Lerma, Claudia; Wessel, Niels; Schirdewan, Alexander; Kurths, Jürgen; Glass, Leon
2008-07-01
The objective was to determine the characteristics of heart rate variability and ventricular arrhythmias prior to the onset of ventricular tachycardia (VT) in patients with an implantable cardioverter defibrillator (ICD). Sixty-eight beat-to-beat time series from 13 patients with an ICD were analyzed to quantify heart rate variability and ventricular arrhythmias. The episodes of VT were classified in one of two groups depending on whether the sinus rate in the 1 min preceding the VT was greater or less than 90 beats per minute.
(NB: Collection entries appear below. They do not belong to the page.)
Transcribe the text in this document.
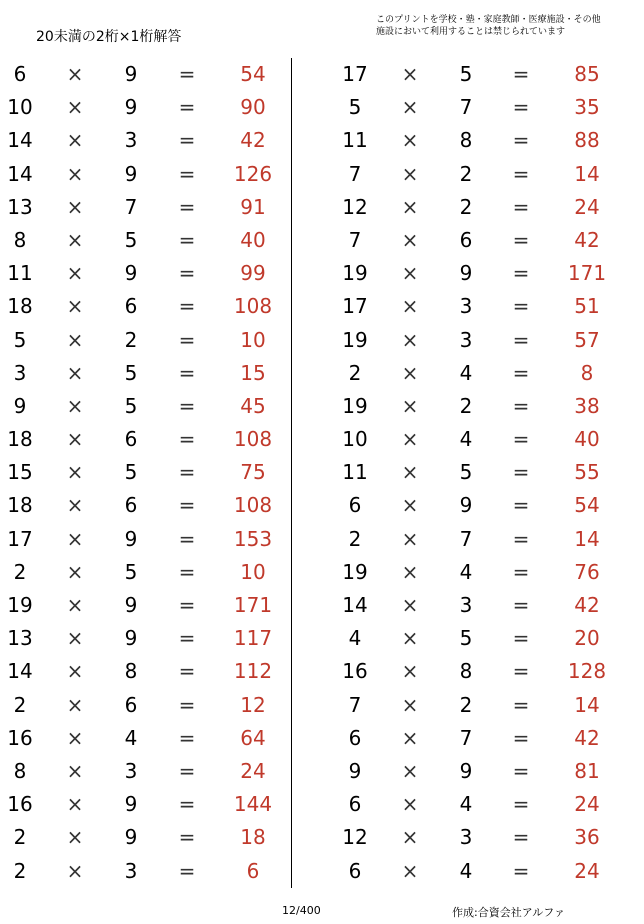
20未満の2桁×1桁解答
このプリントを学校・塾・家庭教師・医療施設・その他
施設において利用することは禁じられています
6	×	9	=	54
10	×	9	=	90
14	×	3	=	42
14	×	9	=	126
13	×	7	=	91
8	×	5	=	40
11	×	9	=	99
18	×	6	=	108
5	×	2	=	10
3	×	5	=	15
9	×	5	=	45
18	×	6	=	108
15	×	5	=	75
18	×	6	=	108
17	×	9	=	153
2	×	5	=	10
19	×	9	=	171
13	×	9	=	117
14	×	8	=	112
2	×	6	=	12
16	×	4	=	64
8	×	3	=	24
16	×	9	=	144
2	×	9	=	18
2	×	3	=	6
17	×	5	=	85
5	×	7	=	35
11	×	8	=	88
7	×	2	=	14
12	×	2	=	24
7	×	6	=	42
19	×	9	=	171
17	×	3	=	51
19	×	3	=	57
2	×	4	=	8
19	×	2	=	38
10	×	4	=	40
11	×	5	=	55
6	×	9	=	54
2	×	7	=	14
19	×	4	=	76
14	×	3	=	42
4	×	5	=	20
16	×	8	=	128
7	×	2	=	14
6	×	7	=	42
9	×	9	=	81
6	×	4	=	24
12	×	3	=	36
6	×	4	=	24
12/400	作成:合資会社アルファ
In a subset of patients, increased heart rate and reduced heart rate variability was often observed up to 20 min prior to the VT. There was a non-significant trend to higher incidence of premature ventricular complexes (PVCs) before VT compared to control recordings. The patterns of the ventricular arrhythmias were highly heterogeneous among different patients and even within the same patient. Analysis of the changes of heart rate and heart rate variability may have predictive value about the onset of VT in selected patients. The patterns of ventricular arrhythmia could not be used to predict onset of VT in this group of patients.